Overall reliability was good despite the tendency of the “respiration” LCS subscale and certain tasks to compromise it. The “respiration” subscale reduced the internal consistency of the total LCS score (
Table 7), and the “response to noise”, “blink reflex”, “responsiveness”, “matching”, “mimicry”, “assisted respiration”, “spontaneous respiration”, and “comprehension of two-step commands” tasks contributed to the relatively low inter-rater agreement, a small significant difference between raters’ scores, and reduced internal consistency of the subscales (
Table 2,
Table 3,
Table 4,
Table 5,
Table 6,
Table 7,
Table 8 and
Table 9).
The “respiration” subscale reduced the internal consistency because of the ceiling effect reflected in the scores of the “assisted respiration” and “spontaneous respiration” tasks, which were high relative to the tasks in the other subscales, probably because patients were admitted to the ICCR only after being taken off the ventilator.
The decrease in internal consistency that the “response to noise” task caused may be explained by the fact that at times, the response is subtle and may not be noticed. The “matching” and “comprehension of two-step commands” tasks reduced the internal consistency of their subscales, possibly because they were difficult for patients with DOC; therefore, many of the participants had a score of 0 and hardly correlated with other tasks in their subscales.

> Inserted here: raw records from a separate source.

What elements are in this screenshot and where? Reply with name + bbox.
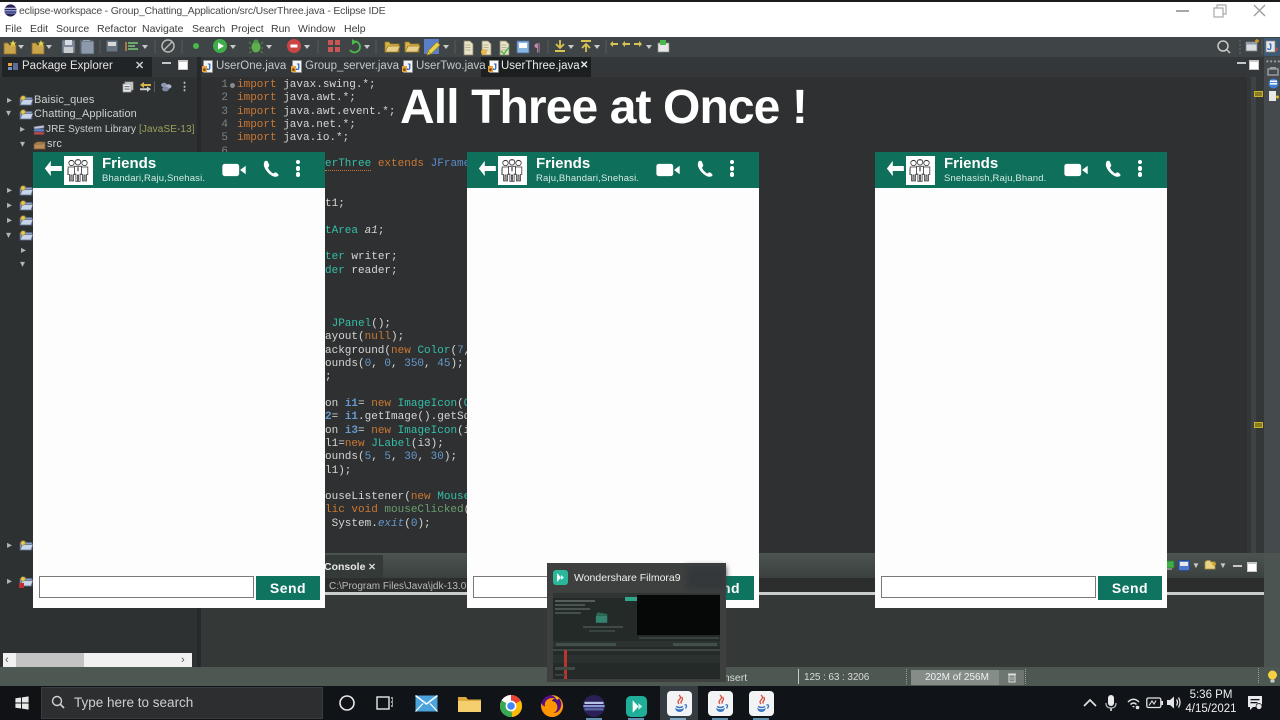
svg-text:¶: ¶ (534, 40, 540, 54)
svg-text:●: ● (489, 67, 493, 74)
svg-text:●: ● (203, 67, 207, 74)
svg-text:J: J (1267, 42, 1272, 52)
svg-text:●: ● (292, 67, 296, 74)
svg-text:●: ● (403, 67, 407, 74)
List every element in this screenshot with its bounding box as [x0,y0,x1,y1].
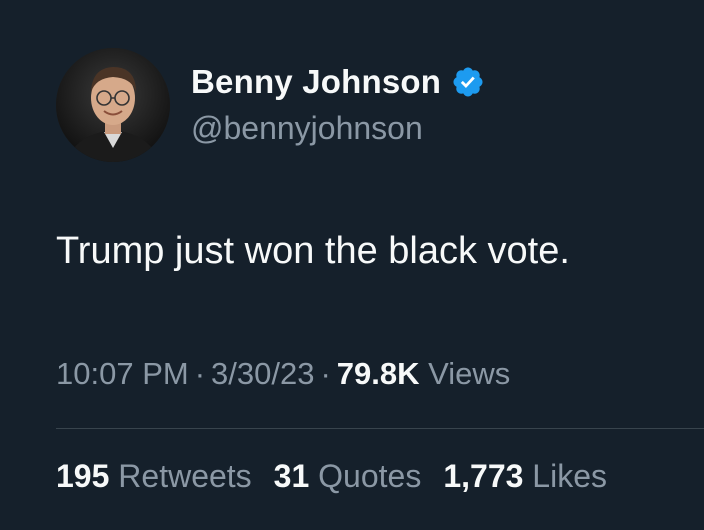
display-name[interactable]: Benny Johnson [191,63,441,101]
tweet-text: Trump just won the black vote. [56,230,570,272]
retweets-count: 195 [56,458,110,494]
avatar[interactable] [56,48,170,162]
likes-count: 1,773 [443,458,524,494]
likes-label: Likes [532,458,607,494]
tweet-meta: 10:07 PM · 3/30/23 · 79.8K Views [56,356,510,392]
quotes-count: 31 [273,458,310,494]
author-handle[interactable]: @bennyjohnson [191,110,423,147]
engagement-stats: 195 Retweets 31 Quotes 1,773 Likes [56,458,629,495]
tweet-date[interactable]: 3/30/23 [211,356,314,391]
tweet-time[interactable]: 10:07 PM [56,356,189,391]
meta-separator: · [194,356,206,391]
meta-separator: · [320,356,331,391]
retweets-stat[interactable]: 195 Retweets [56,458,252,494]
retweets-label: Retweets [118,458,252,494]
divider [56,428,704,429]
quotes-label: Quotes [318,458,422,494]
quotes-stat[interactable]: 31 Quotes [274,458,422,494]
likes-stat[interactable]: 1,773 Likes [443,458,607,494]
author-name-row[interactable]: Benny Johnson [191,60,485,104]
tweet-card: Benny Johnson @bennyjohnson Trump just w… [0,0,704,530]
views-count: 79.8K [336,356,420,391]
views-label: Views [428,356,511,391]
verified-badge-icon[interactable] [451,65,485,99]
avatar-photo-icon [56,48,170,162]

Comparison with CRS-R supports LCS validity. Previous publications showed that the CRS-R, which assesses similar properties, is itself a proper criterion for LCS assessments [
1,
8,
15]. The Coma Recovery Scale (CRS) was developed in 1991 by Giacino et al. to evaluate consciousness; its revised version, CRS-R, introduced in 2004, is customarily used for differentiation between MCS and UWS with high reliability, validity, and sensitivity [
1,
24]. CRS-R is recognized as the most comprehensive and reliable behavioral assessment for DOC [
8,
15], and it has been translated into several languages [
25,
26,
27,
28,
29]. Several publications showed that CRS-R detected responses indicating improved consciousness in patients with DOC better than the Disability Rating Scale (DRS), the Wessex Head Injury Matrix (WHIM), the Glasgow Coma Scale (GCS), and the Full Outline of Unresponsiveness scale (FOUR). They also showed reasonable correlations between CRS-R scores and the scores of these scales [
1,
27,
28,
30]. Although the correlation between LCS and CRS-R scores was good, it was not very high. This and the differences found between them confirm that the scoring of the scales is not identical and that they score somewhat different things. Although both scales include the two components characterizing emergence from MCS, functional interactive communication and functional use of two different objects [
3], CRS-R scores consciousness, whereas the LCS focuses more on communication. Additional support for LCS validity is its predictive ability, demonstrated by the significant relationship between the first LCS assessment and full consciousness diagnosis at evaluation 2. Its good reliability, the supported validity, and ease of administration make the LCS suitable for assessment of communicative performance in patients with DOC. In our studies of patients with DOC, therefore, we used CRS-R for the assessment of consciousness state [
31,
32] and the LCS for the assessment of communication [
32]. Another aspect regarding the use of the LCS is that the LCS instructions, although clear, leave some details to the clinician’s professional judgment, which likely increases the possibility of a more complete assessment of responses but may also reduce exact reproducibility.